Posted by Jeff Allred (he/him/his) on

Is Roland Barthes on the writing “The Eiffel Tower and Other Mythologies” a mad man or a genius? Well there are many aspects of his argument that seems a bit obscure yet clear at the same time, well my own contradiction which  is what I viewed as part of his point, the paradox us humans deal with when it concerns to symbolism, object, dreams, and view in particular. The first part of his writing conveys to the reader how he and Maupassant view the Eiffel tower. He and his friend says the Eiffel Tower is literally nothing! It is just an object or a monument of nothing! So as I read the passage he brings up many different ways people think about the Eiffel tower. He even brings up a bunch of science and says we are empiricists. In addition, not only that we learn my experience and observation, but we also have a major goal in mind. To use learning structures to make sense of what we see when we look from the peak of the Eiffel Tower.
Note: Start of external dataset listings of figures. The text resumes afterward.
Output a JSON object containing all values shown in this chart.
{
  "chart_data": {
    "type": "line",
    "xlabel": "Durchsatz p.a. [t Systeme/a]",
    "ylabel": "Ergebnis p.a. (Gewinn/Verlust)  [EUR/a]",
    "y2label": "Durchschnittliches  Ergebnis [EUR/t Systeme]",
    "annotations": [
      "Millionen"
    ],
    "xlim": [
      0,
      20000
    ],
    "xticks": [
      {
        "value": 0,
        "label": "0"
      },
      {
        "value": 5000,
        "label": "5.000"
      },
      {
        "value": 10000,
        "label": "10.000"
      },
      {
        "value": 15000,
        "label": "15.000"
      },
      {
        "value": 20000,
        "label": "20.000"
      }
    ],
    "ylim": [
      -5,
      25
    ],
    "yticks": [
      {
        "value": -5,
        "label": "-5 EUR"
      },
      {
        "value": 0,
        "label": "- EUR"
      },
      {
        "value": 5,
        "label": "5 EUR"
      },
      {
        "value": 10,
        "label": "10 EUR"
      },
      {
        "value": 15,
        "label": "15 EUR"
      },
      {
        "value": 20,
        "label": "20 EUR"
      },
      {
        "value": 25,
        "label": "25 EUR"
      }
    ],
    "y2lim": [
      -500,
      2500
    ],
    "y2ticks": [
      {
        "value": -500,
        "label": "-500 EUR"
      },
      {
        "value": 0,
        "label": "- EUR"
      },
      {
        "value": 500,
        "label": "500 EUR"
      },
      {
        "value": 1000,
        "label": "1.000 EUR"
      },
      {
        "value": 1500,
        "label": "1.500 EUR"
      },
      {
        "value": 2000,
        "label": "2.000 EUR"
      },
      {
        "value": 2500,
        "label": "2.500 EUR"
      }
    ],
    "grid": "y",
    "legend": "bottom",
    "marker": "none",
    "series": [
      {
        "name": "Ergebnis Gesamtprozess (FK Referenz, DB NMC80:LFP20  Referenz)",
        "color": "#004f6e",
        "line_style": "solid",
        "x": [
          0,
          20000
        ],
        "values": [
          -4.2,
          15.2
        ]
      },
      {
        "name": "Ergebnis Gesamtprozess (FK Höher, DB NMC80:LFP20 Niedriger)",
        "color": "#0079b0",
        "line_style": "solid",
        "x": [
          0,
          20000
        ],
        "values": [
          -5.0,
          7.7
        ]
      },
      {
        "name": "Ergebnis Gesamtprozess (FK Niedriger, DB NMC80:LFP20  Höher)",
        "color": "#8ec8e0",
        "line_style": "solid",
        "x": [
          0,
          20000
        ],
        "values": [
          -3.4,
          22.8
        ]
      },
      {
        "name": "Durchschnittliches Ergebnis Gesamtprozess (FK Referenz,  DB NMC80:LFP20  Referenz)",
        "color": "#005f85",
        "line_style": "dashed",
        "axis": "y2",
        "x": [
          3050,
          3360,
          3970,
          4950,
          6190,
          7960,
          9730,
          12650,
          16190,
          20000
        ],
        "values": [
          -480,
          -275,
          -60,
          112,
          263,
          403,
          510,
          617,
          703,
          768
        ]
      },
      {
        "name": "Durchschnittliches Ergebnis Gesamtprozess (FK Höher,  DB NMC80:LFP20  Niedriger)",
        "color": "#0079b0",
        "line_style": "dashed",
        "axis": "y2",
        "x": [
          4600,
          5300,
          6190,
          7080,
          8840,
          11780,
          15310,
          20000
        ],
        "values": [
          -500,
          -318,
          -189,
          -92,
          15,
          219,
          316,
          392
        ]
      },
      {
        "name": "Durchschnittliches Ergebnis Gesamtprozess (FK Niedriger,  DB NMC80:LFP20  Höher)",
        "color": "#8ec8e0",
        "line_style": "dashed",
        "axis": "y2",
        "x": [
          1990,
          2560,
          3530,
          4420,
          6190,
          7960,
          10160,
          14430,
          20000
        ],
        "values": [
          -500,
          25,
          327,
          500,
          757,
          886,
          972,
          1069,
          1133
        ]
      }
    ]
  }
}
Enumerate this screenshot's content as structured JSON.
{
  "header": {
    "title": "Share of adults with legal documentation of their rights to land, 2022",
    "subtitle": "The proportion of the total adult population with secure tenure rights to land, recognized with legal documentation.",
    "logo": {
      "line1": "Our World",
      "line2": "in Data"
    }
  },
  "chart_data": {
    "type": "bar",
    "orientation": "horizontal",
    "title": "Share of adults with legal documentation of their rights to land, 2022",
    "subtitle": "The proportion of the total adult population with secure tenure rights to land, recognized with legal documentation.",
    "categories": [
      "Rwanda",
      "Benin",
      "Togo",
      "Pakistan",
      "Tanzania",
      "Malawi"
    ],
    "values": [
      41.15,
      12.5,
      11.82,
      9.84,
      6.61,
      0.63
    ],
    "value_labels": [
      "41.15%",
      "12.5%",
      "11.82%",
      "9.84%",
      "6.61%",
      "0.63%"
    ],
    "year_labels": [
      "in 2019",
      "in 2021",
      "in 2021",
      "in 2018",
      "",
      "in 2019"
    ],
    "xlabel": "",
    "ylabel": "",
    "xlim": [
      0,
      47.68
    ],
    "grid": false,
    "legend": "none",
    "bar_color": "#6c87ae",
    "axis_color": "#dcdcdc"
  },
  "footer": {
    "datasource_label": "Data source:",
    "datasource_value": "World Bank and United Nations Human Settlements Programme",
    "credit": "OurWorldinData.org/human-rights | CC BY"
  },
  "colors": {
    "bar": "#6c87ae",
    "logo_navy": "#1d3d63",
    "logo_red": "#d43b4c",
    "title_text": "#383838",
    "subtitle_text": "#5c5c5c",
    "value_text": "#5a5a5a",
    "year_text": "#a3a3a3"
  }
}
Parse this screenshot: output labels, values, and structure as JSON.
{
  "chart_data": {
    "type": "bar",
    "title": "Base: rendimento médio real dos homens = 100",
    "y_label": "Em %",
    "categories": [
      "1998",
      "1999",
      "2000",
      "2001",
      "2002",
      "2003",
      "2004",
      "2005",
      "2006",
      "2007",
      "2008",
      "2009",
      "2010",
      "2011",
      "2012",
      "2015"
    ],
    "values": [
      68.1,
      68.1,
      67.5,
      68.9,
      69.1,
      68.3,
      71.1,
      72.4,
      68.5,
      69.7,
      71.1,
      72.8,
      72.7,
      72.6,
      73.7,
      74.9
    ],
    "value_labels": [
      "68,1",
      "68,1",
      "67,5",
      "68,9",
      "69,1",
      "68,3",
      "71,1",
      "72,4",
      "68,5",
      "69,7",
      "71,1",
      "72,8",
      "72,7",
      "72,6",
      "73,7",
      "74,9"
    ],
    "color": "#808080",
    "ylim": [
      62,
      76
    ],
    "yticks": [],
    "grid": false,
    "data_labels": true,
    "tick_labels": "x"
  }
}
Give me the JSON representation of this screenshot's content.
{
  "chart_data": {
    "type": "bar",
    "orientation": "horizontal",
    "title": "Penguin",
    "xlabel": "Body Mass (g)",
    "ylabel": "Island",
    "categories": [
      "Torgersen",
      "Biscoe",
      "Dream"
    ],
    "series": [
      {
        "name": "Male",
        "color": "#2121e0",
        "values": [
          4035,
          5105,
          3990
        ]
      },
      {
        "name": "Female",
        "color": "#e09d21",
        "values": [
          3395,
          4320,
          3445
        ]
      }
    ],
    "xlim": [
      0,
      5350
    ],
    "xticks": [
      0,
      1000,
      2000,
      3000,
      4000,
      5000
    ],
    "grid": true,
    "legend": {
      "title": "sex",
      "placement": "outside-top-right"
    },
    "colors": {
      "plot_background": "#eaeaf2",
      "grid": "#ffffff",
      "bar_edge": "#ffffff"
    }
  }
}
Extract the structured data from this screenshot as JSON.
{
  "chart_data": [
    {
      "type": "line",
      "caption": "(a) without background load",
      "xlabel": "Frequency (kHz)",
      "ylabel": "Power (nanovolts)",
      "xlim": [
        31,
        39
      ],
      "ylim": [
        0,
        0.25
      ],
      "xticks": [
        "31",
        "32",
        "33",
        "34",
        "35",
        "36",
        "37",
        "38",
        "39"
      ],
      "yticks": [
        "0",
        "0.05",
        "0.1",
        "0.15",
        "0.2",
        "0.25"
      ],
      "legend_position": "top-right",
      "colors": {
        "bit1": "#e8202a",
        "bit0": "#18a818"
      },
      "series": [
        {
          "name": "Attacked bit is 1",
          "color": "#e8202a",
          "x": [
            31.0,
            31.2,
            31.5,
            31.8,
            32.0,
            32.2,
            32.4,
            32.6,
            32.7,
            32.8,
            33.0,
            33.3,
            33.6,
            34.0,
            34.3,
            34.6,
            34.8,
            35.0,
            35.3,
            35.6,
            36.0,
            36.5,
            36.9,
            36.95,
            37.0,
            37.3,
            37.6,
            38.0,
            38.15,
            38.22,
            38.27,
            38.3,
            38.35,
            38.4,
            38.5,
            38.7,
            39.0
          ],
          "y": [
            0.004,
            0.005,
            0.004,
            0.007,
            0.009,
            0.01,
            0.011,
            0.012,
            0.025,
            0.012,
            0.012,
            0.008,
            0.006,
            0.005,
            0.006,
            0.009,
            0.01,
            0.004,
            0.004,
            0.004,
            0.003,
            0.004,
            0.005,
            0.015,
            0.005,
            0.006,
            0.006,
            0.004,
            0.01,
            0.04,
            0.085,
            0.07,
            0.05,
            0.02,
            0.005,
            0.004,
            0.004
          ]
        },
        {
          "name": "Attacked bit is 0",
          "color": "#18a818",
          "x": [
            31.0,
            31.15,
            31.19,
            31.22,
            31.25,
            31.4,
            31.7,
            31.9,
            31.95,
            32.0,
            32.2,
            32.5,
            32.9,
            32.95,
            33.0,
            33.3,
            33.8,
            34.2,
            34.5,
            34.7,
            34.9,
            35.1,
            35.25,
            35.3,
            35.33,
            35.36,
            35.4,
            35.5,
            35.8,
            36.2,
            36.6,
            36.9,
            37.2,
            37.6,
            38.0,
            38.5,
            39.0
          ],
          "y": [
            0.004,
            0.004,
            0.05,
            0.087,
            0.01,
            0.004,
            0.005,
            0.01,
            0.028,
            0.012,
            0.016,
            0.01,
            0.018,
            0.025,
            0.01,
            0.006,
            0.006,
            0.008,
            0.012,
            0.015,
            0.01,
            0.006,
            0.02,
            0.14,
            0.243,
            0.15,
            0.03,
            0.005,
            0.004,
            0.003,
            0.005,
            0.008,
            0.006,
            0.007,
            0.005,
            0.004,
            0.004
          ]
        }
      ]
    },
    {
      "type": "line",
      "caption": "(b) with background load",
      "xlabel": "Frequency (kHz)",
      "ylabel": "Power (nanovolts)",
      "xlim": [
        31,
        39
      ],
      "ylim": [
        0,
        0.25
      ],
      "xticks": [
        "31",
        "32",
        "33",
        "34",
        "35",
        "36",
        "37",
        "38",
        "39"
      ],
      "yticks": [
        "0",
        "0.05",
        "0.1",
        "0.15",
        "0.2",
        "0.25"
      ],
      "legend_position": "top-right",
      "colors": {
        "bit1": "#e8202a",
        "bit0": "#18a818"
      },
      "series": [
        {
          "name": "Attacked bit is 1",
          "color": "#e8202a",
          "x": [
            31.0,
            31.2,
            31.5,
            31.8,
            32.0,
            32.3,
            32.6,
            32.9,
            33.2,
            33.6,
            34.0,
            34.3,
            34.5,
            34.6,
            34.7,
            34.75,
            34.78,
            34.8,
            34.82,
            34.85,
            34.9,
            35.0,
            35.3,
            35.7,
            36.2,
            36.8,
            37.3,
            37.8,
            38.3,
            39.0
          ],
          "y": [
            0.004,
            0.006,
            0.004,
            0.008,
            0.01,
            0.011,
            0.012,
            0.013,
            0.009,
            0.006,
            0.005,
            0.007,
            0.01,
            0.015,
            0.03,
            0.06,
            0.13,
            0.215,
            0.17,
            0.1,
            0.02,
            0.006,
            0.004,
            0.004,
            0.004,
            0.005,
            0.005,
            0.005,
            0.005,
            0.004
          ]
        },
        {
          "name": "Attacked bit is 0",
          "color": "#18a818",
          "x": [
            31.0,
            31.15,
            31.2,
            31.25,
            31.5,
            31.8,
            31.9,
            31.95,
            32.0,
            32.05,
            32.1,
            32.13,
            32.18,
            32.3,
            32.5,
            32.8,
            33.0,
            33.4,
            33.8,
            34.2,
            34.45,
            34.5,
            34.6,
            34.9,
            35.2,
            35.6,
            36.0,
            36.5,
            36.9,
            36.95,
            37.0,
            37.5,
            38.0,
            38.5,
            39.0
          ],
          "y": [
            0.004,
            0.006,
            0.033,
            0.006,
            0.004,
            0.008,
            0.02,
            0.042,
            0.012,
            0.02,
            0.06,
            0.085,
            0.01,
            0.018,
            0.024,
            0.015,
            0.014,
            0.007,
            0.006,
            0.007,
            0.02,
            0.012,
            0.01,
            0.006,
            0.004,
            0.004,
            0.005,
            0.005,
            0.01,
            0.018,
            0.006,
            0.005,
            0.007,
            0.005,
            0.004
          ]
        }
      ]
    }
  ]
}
He even states that there is a word for this kind of learning. That word is decipherment. We decipher or at least try to decipher every vegetable strata on the location we view things. Then he also claims that the monument is useless. What intrigues me about the writing is when he says that we create meaning to an object that’s purpose was just to satisfy Eiffel’s dream along with the artist’s petition. This dream which he speaks of is what there idea was to ascendant power at there time. Also a dream to be able to be as big as the tower itself. This shows that the tower was created with aspirations that it’s meaning would be to be capable of constructing a monument that embodies power. He then uses an example that is similar to the sun tower that another individual wanted to create. The problem was what it took to make the sun tower especially since it would involve masonry. That is a very tedious task which will require a lifetime of work to get accomplished. So this goes to show that dreams of power and ideology comes hand to hand when it comes to crafting these constructs of art. Another story which seems to bring about the essence of his point with with the tower of Babel. Babel is a tower that people wanted to create to reach heaven and communicate with god, but instead god deceived them to prevent them from creating the tower. To conclude my post Roland Barthes to me is a genius even if he says the Eiffel tower is a useless monument because he makes a point that we use our imagination to make meaning towards the tower.